Monday, March 18, 2013

Strong Opinions

The Best Poems of the English Language? Who could resist opening an anthology so named to see what's in it? Especially when it has the name of Harold Bloom on the front cover. It's typical of this giant of a critic's eternal self-confidence, of course, that he should name his selection the Best Poems. He begins with Chaucer, born around 1343, and ends with Hart Crane, born in 1899, and admits that by setting the latter limit, he is evading the difficult task of choosing the Best Poems by poets born in the twentieth century. Into his chronological net fall 108 poets (aside from Anonymous), with 24 given "in something like their full abundance." The 24 include poets that Bloom has always championed: Shakespeare, Milton, the major Romantic poets, Whitman, Dickinson, Frost, Stevens, and Hart Crane.

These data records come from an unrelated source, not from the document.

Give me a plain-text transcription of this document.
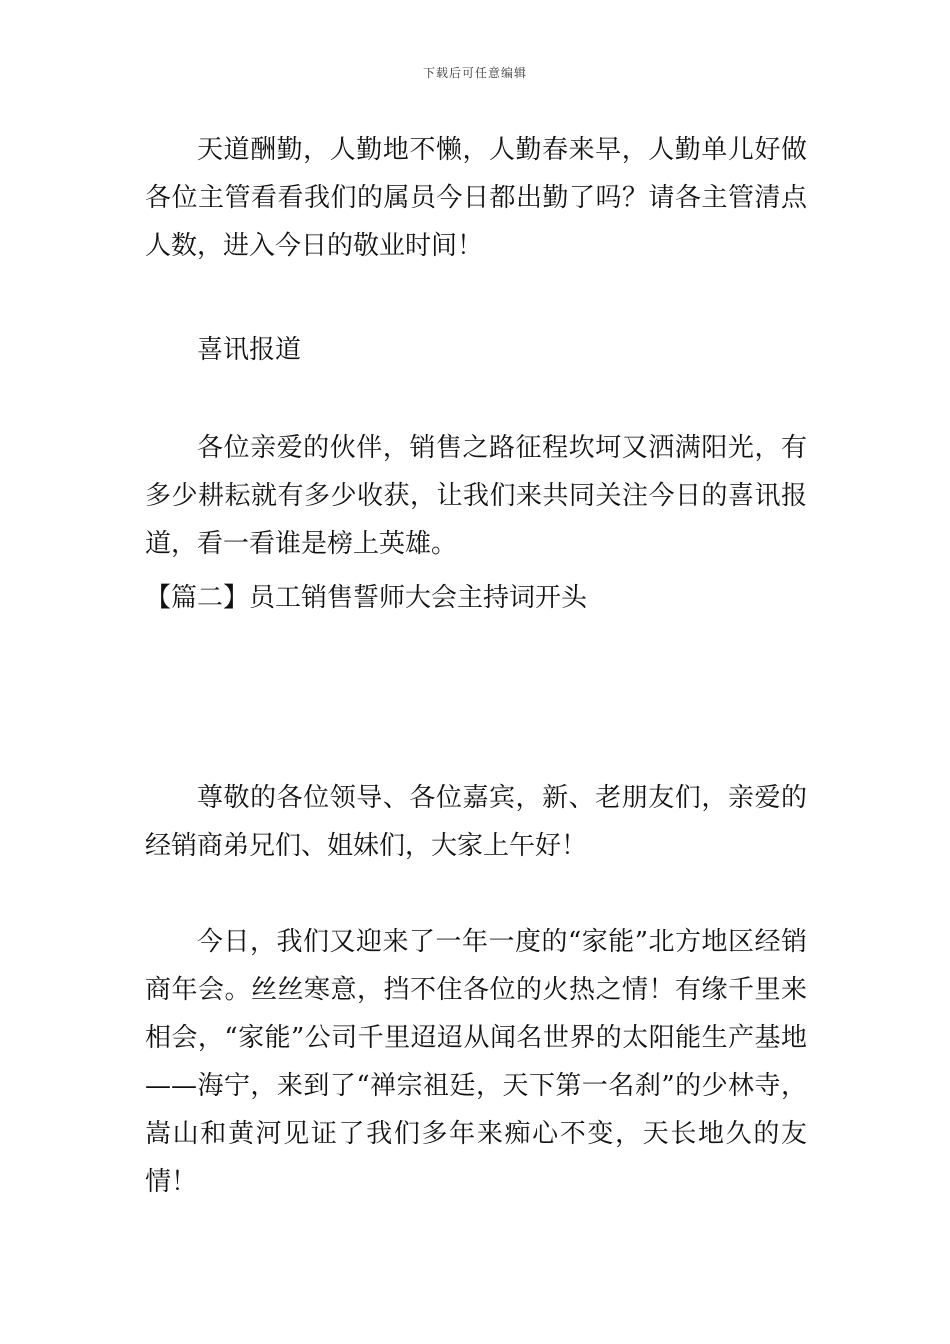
下载后可任意编辑

天道酬勤，人勤地不懒，人勤春来早，人勤单儿好做各位主管看看我们的属员今日都出勤了吗？请各主管清点人数，进入今日的敬业时间！

喜讯报道

各位亲爱的伙伴，销售之路征程坎坷又洒满阳光，有多少耕耘就有多少收获，让我们来共同关注今日的喜讯报道，看一看谁是榜上英雄。

【篇二】员工销售誓师大会主持词开头

尊敬的各位领导、各位嘉宾，新、老朋友们，亲爱的经销商弟兄们、姐妹们，大家上午好！

今日，我们又迎来了一年一度的“家能”北方地区经销商年会。丝丝寒意，挡不住各位的火热之情！有缘千里来相会，“家能”公司千里迢迢从闻名世界的太阳能生产基地——海宁，来到了“禅宗祖廷，天下第一名刹”的少林寺，嵩山和黄河见证了我们多年来痴心不变，天长地久的友情！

No anthology is without its critics over who is in and who is out. Such quarrels are par for the course. Bloom himself throws down the gauntlet in the first words of his Introduction when he declares that since the book is intended for personal use, irrelevant to its purpose are both literary history and considerations of political correctness. What he means by "political correctness" becomes clear when he continues, "The best poems published by women before 1923 are here, chosen entirely on the basis of their aesthetic value." The first woman to appear in the anthology is Julia Ward Howe, represented by a single poem "Battle-Hymn of the Republic." But what about the writing of eighteenth-century women, recovered by such ground-breaking anthologies as Roger Lonsdale's? Are we to believe that not one of their poems has "aesthetic value"? That not one of them is better than the jog-trot of "The War-Song of Dinas Vwar," included as one of two poems by Thomas Love Peacock? Whose fourth stanza begins:

We there, in strife bewildr'ing,
Spilt blood enough to swim in:
We orphaned many children,
And widowed many women.

This strange bias in selection makes Bloom's aesthetic judgment seem more idiosyncratic than authoritative. In the introductions to individual poets, Bloom shares biographical facts such as his early love for Hart Crane, and his growing appreciation for the Pre-Raphaelite poets such as the two Rossettis, William Morris and Swinburne (all represented by at least two poems). He does not seem to see, however, that these personal notes, charming though they are, suggest that aesthetic standards are not absolute and universal, but inflected by personal experience and cultural context. Yes, I too believe that the selection of poems for such an anthology must be based on aesthetic value, but I am not at all certain that my judgment should be taken as the yardstick by everyone.

Bloom's taste is broad and his judgment deep. The poems that he has selected are to be savored. He includes lesser known names but personal favorites like George Darley, Jones Very, John Brooks Wheelwright, Lionel Johnson and Leonie Adams. A number of his introductions to the poets or particular poems are really essays. In them, he still challenges preconceived notions. He considers, for instance, T. S. Eliot's "Preludes" to be his best work. Marianne Moore, he argues less controversially, is at her best in her long collage-poem "Marriage," which he judges, unexpectedly, as better than "The Waste Land." Some readers may find his constant comparisons of poets, and of a poet's poems, irritating. I think these comparisons provoke critical thought and discussion.